Number two on the list is biological and chemical sensors, technology that R&D firms and industry leaders are developing. In addition, the federal government has a program called BioWatch in which sensors collect air samples in 30 unidentified cities across the country.
The third innovation on the Battelle list is noninvasive and nondestructive imaging for identifying contents in shipping containers, luggage and other sealed packages. For example, the researchers at the University of Wisconsin, the Massachusetts Institute of Technology and Lucent Technologies' Bell Labs are studying emerging tetrahertz technology, or T-rays, while Russians are studying the use of neutron beams. Such technology is particularly needed for maritime security, Millett said.

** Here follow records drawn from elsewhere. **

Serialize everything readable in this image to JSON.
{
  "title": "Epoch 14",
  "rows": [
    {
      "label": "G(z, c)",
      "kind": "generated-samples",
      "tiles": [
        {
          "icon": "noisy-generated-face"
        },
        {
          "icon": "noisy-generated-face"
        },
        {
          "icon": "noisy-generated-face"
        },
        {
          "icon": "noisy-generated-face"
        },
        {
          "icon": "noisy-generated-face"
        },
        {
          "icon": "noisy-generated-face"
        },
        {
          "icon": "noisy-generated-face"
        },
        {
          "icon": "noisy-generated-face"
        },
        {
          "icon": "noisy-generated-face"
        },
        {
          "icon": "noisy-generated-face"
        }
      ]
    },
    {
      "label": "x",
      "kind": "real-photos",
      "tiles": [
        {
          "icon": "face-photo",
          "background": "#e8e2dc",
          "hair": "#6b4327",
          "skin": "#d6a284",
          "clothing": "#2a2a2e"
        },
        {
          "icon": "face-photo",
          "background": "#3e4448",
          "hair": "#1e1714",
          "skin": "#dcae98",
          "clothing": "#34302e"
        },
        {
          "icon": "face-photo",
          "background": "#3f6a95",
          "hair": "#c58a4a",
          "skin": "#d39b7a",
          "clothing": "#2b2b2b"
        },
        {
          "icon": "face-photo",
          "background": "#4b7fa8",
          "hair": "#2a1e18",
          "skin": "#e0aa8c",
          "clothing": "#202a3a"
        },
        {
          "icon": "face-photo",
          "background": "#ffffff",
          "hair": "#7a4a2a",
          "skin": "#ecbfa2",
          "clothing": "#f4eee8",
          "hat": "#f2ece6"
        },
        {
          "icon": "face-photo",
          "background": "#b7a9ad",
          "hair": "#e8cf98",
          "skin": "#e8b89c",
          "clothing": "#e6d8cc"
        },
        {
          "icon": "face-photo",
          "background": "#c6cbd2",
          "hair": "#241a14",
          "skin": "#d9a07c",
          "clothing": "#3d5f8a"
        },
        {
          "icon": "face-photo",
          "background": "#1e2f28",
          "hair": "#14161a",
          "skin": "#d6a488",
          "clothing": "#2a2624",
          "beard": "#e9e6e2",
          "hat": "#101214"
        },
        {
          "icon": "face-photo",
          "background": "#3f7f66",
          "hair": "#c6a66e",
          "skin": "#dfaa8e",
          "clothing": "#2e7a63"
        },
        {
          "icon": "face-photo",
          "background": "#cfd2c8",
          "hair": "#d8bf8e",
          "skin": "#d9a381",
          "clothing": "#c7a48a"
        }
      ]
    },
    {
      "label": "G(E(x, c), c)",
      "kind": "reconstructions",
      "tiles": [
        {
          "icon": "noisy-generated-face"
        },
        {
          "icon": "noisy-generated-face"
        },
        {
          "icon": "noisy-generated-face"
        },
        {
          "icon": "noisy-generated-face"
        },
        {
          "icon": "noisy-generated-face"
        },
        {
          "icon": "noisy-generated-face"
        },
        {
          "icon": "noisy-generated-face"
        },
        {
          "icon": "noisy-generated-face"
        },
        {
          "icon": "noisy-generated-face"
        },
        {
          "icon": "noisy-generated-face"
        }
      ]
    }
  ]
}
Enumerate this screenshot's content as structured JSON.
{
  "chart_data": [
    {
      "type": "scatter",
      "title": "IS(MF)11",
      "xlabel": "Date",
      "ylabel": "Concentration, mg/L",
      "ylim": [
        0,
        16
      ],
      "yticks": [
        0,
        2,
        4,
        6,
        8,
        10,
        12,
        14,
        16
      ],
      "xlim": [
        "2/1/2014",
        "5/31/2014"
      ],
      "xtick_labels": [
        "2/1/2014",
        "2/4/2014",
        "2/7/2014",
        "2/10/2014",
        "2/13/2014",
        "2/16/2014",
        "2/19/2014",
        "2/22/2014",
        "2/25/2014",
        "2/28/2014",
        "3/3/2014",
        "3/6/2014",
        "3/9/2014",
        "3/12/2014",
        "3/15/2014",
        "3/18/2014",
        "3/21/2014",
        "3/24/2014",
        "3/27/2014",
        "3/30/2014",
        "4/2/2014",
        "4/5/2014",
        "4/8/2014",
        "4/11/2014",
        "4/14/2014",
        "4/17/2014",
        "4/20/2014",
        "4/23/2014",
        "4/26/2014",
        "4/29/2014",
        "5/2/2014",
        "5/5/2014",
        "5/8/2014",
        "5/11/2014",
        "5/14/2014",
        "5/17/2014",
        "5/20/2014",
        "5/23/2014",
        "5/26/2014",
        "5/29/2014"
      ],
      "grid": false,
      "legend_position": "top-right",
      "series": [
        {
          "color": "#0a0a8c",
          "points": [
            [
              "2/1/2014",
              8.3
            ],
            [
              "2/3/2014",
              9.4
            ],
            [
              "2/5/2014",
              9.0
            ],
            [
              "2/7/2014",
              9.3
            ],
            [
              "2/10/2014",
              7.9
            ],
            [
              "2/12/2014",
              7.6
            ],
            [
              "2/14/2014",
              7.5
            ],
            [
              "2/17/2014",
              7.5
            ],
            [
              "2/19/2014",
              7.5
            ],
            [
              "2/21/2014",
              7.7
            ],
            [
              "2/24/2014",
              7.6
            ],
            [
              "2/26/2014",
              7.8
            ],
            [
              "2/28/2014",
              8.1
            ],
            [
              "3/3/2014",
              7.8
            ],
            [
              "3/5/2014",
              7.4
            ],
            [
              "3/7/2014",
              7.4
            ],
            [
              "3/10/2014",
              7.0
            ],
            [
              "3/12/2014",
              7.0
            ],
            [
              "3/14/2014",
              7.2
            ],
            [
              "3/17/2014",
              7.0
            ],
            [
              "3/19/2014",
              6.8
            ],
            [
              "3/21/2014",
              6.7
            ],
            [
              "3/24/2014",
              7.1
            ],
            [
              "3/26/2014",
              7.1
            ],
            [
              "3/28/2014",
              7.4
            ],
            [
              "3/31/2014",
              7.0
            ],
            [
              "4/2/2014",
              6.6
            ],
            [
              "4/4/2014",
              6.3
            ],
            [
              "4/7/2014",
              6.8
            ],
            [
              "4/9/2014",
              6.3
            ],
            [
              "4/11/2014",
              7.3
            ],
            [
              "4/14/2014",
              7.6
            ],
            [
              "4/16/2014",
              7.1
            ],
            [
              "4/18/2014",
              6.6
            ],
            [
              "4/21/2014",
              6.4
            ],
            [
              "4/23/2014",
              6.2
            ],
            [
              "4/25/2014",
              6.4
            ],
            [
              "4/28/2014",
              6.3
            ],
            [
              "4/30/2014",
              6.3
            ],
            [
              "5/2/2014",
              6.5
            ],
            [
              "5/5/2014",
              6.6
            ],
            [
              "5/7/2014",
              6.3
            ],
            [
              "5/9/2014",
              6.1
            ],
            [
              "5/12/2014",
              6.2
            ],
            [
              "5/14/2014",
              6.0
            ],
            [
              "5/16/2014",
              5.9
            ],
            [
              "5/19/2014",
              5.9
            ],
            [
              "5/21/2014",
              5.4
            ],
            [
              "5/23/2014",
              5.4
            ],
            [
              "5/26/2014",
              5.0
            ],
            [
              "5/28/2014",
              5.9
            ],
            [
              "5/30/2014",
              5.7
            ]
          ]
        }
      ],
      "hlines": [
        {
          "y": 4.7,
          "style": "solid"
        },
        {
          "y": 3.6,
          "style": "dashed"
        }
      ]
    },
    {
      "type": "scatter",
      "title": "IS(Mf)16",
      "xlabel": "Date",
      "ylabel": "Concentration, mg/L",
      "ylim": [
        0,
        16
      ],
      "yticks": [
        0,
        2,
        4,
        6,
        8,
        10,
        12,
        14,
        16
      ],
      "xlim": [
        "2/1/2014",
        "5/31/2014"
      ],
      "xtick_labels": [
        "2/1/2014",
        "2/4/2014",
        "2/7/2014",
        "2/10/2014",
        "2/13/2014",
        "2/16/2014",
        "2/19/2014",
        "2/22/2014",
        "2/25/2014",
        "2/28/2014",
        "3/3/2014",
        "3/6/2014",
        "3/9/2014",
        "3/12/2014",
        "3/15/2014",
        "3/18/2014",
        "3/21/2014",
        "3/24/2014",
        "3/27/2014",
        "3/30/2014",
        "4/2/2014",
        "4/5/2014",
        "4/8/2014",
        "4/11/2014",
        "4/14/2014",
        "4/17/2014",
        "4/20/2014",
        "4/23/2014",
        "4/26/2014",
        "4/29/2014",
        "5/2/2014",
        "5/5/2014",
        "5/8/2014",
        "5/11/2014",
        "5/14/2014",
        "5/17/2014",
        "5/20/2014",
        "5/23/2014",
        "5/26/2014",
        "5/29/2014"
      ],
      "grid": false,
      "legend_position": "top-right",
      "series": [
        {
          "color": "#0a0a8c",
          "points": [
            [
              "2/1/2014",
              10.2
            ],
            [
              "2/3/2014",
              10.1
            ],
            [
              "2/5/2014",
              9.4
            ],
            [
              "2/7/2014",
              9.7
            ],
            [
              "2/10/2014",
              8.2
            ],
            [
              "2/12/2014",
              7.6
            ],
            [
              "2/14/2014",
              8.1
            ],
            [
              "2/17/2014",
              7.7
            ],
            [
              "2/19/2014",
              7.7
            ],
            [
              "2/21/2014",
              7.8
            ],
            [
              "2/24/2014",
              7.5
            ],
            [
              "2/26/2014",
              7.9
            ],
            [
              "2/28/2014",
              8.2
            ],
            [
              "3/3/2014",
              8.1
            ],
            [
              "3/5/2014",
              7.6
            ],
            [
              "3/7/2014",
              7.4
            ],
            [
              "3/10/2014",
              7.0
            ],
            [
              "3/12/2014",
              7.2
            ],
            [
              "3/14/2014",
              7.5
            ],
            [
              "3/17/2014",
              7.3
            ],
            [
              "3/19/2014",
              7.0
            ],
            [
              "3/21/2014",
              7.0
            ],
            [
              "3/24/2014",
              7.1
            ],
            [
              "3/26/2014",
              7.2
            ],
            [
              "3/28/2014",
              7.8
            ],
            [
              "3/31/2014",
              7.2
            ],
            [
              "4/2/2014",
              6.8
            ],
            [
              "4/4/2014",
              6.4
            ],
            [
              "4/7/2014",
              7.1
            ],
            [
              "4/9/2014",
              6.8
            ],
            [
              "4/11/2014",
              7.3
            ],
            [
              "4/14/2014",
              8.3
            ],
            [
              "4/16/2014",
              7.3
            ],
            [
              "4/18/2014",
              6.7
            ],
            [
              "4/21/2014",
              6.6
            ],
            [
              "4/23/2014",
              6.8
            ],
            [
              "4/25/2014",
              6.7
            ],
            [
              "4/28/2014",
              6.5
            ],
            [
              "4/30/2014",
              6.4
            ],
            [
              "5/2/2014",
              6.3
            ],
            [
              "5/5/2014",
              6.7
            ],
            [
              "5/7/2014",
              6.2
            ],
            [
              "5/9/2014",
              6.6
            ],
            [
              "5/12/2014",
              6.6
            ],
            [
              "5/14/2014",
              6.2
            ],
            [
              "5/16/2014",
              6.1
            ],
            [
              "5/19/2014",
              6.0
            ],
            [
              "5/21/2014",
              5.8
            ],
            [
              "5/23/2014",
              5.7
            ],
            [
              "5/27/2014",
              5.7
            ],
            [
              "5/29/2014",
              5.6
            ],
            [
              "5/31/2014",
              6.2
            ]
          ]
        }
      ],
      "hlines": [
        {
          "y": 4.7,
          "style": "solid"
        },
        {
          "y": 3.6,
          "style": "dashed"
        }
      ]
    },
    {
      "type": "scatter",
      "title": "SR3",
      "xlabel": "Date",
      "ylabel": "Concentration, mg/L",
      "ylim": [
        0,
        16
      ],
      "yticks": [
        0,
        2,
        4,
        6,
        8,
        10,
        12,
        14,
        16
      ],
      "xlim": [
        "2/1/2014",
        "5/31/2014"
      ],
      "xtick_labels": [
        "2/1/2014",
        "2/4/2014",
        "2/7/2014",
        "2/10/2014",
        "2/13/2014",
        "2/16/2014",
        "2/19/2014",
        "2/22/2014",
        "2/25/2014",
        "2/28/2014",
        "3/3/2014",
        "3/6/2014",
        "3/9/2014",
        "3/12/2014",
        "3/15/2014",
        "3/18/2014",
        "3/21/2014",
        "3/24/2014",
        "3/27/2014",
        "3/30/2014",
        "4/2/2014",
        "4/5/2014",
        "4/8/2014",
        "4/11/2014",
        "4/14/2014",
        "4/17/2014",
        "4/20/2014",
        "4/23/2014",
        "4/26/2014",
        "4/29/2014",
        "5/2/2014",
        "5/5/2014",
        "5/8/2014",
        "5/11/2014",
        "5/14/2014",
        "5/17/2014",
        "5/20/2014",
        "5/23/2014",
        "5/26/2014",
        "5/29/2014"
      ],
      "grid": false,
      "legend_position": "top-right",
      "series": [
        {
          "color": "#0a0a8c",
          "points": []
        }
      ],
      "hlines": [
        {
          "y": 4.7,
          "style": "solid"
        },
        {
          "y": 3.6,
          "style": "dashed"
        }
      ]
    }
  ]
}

"I don't think most people have any idea that perhaps our biggest challenge is maritime monitoring and the inspection of those crates," he said. "The ability to see inside shipping containers and seeing what's in there is a very exciting possibility."
Not all innovations are technology-based, but they could be technology related. Number six on the list is 21st-century public diplomacy. "What this says is we need to know our enemy very thoroughly. We also need to know how to communicate with this culture from which the enemy comes," Millett said.
Other innovations on the list:
Nonlethal directed energy weapons systems, such as the vehicle-mounted active denial system. It would be capable of stopping people and machinery and blocking or remotely triggering explosive devices.
Comprehensive space, air, land and sea monitoring for a more effective global surveillance system.
Electronically tracking money through software or tagging technology to stop the flow of terrorist funds.
Distributed forces and an interlocking network in which enabling technologies, such as minicomputers and communication networks, would transform military forces into distributed sensors, enabling them to provide information to command centers.
Encouraging public awareness and self-identification of terrorists through innovative applications of behavioral science, such as using a global system similar to the Amber Alerts for missing children to distribute multilingual information on known terrorists or featuring profiles on TV programs such as "America's Most Wanted."
Neutralizing explosive chemicals through a new generation of chemistry.